Most recently, he was an associate pastor at megachurch Harvest Christian Fellowship in Riverside, California. He joined the church 18 months ago.

“At a time like this, there are just no words,” Harvest senior pastor Greg Laurie told Christianity Today.

“Sometimes people may think that as pastors or spiritual leaders we are somehow above the pain and struggles of everyday people. We are the ones who are supposed to have all the answers. But we do not,” Laurie said.

Wilson's wife posted a photo tribute of her husband on social media with one shot in the slideshow showing him fishing “in his happy place.” She called her husband “loving, giving, kind-hearted, encouraging, handsome, hilarious.”
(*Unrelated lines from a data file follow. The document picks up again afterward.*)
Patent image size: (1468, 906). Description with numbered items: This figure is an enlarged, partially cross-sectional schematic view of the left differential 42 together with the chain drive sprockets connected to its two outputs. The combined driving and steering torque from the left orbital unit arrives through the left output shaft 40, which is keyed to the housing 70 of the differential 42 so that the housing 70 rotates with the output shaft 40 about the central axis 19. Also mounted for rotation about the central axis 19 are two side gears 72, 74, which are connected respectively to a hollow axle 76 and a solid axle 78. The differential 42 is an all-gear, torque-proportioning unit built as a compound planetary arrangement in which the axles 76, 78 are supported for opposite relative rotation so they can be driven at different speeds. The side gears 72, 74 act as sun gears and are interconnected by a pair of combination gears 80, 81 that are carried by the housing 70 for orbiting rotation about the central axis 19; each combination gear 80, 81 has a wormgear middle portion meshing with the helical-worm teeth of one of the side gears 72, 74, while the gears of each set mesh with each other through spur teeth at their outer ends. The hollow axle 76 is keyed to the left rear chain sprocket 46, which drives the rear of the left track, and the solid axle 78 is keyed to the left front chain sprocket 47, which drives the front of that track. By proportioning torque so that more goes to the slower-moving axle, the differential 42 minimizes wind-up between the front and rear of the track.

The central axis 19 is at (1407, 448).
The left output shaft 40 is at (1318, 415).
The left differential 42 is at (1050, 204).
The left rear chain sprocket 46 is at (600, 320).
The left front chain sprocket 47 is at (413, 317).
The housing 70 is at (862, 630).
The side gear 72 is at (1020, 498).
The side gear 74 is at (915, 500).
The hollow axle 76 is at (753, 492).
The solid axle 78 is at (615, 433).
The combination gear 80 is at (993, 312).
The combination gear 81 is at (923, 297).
“No more pain, my jerry, no more struggle. You are made complete and you are finally free,” she wrote in the caption.

Wilson was open about his own depression, often posting on his social media accounts about his battles with the mental illness.

Before his death, he tweeted, “Loving Jesus doesn’t always cure suicidal thoughts.”

His death came one day before during National Suicide Day (Sept. 10) and about a day after he retweeted this Anthem of Hope tweet:

"Lonely? Depressed? Need someone to talk to? Check out the FREE Anthem of Hope 24/7 chat feature. You don’t have to do this alone!"